Advertisement

Küreselleşme, genellikle Afrika’da bir kelebeğin kanat çırpmasının dünyada hissedilebileceği örneğiyle anlatılır. Sermaye hareketlerin serbest olduğu bir dünyada, özellikle büyük ekonomilerdeki gelişmelerin etkilerinin de büyük olması doğaldır.

Bu bağlamda, Standart & Poor’s’un (S&P) Amerika ekonomisi için açıkladığı değerlendirmenin bizim piyasalarımızı da olumsuz etkilemesini yadırgamamak gerek.

O zaman, özellikle gelecek on yılda dünyadaki ekonomik gelişmeleri daha yakından takip etmekte yarar var. Çünkü son küresel krizin yaraları henüz tam olarak sarılmadı. Özel sektördeki borçlar kamuya taşındı. Orada duruyor.Çok fazla değişen şey yok, sadece borçların vadesi biraz uzadı.

ABD’NİN UZUN VADELİ SORUNU

Gelişmiş ülkelerin çoğunda, kamu borç stokları zaten yapısal olarak sorunluydu. Üstüne bir de krizin yükleri geldi.

Amerika, İngiltere ve Japonya gibi ülkelerin bütçelerinde açık olarak görünmemekle beraber, ciddi boyutta koşullu yükümlülükler bulunuyor. Çoğunluğu sosyal güvenlikten ve diğer verilen garantilerden kaynaklanıyor. Özellikle emeklilikten gelecek olan olası yüklerin etkisini azaltabilecek yapısal tedbirleri almak konusunda siyasi kararlılık henüz yok. Çünkü sorunlar çok derin olduğu için alınması önerilen önlemler öyle sıradan seçenekler değil.

Örneğin, Amerikan emeklilik sistemi özel fonlara dayanıyor.
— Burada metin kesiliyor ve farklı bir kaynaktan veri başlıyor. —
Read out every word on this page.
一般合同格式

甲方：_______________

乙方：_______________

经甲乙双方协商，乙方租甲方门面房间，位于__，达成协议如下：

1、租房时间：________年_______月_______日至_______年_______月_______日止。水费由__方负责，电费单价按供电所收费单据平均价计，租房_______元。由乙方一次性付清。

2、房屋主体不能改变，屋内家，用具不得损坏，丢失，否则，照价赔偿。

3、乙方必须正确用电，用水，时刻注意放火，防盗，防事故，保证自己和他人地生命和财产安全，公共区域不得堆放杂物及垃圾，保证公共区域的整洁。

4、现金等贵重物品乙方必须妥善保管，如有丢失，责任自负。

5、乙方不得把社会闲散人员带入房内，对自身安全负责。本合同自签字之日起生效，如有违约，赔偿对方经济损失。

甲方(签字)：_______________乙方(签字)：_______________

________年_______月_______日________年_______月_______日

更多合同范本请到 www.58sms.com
Çalışanların fonlarda toplanan birikimleri, başta hisse senedi piyasaları olmak üzere para ve sermaye piyasası araçlarına yatırılıyor. Bu piyasalarda yaşanacak her zarar, birikimleri olumsuz etkiliyor. Son krizde emeklilerin kaybettikleri paranın tutarı 5 trilyon Doları geçti.

Piyasaların düzelmesini ardından bu zararın bir kısmını geri aldılar. Ancak, II. Dünya Savaşı’ndan sonra doğanlar önümüzdeki yıllarda, yaşları geldiği için, topluca emekli olmaya başlayacaklar.

Bu durumda iki ana senaryodan bahsediliyor. İlki fonlar piyasalardaki yatırımlarını azaltıp, emeklilere ödeme yapacaklar.

İkincisi bu fonların önemli bir bölümü Amerika ve diğer ülkelerde kamu çalışanlarının emekli sandıkları. Açıkları oluşunca devlet ve yerel yönetimler bunları kapatmak için tedbir almak zorunda kalacaklar. Amerika’da her düzeyde bütçe açıkları daha da artmaya başlayacak.

Çözüm kapsamlı yapısal reformları hayata geçirmekten geçiyor. Ancak, ABD’de sağlık ve sosyal yardımlar düzenlemeleri henüz çok yeni. Kamu dengeleri bu değişikliklerden olumsuz etkilendi.

Bunların üstüne bir de gelecekteki olası yükler düşünüldüğünde, S&P’nin aldığı kararın mantığı daha net anlaşılacaktır.

Olası koşullu yükümlülüklere bir örnek , Amerika’daki mortgage sistemine garanti veren, Fredie Mac ve Fannie Mea’in bütçeye getirebileceği triyonlarca Dolarlık yükleri verilebilir.

BÜYÜMENİN KAYNAĞI AZALIR MI?

Aslında tüm bu gelişmeler yeni değil, biliniyor. Korkulan şey, bu tür olayların piyasalardan para çekilmesi seçeneğini gündeme getirmesi. Türkiye için önemli olan bunun ne kadarının yükselen piyasa ekonomilerinden olacağı.

Çünkü dışarıdan gelen kaynaklar azalırsa, gelecek on yılda, büyümenin yavaşlaması söz konusu olacak. Popülizm denizinde yüzen siyasetçilerin projelerine kaynak bulmak çok zorlaşacak.

Birde Amerika’da yaşananlara Avrupa’daki çözümlenmemiş sorunları da ekleyin. Sorunlar çözümlenmeden durdukça, gelecek aylarda, kamu borçlarına ve finansal sektöre ilişkin, daha çok olay yaşayacağız demektir.

Gelin o zaman, dışarıdaki olayların Türkiye ekonomisine olası etkilerini azaltabilecek önlemleri şimdiden çok iyi düşünmeya başlayalım.

Ama şimdiye kadar olandan daha geniş bir persfektifle ele almak kaydıyla.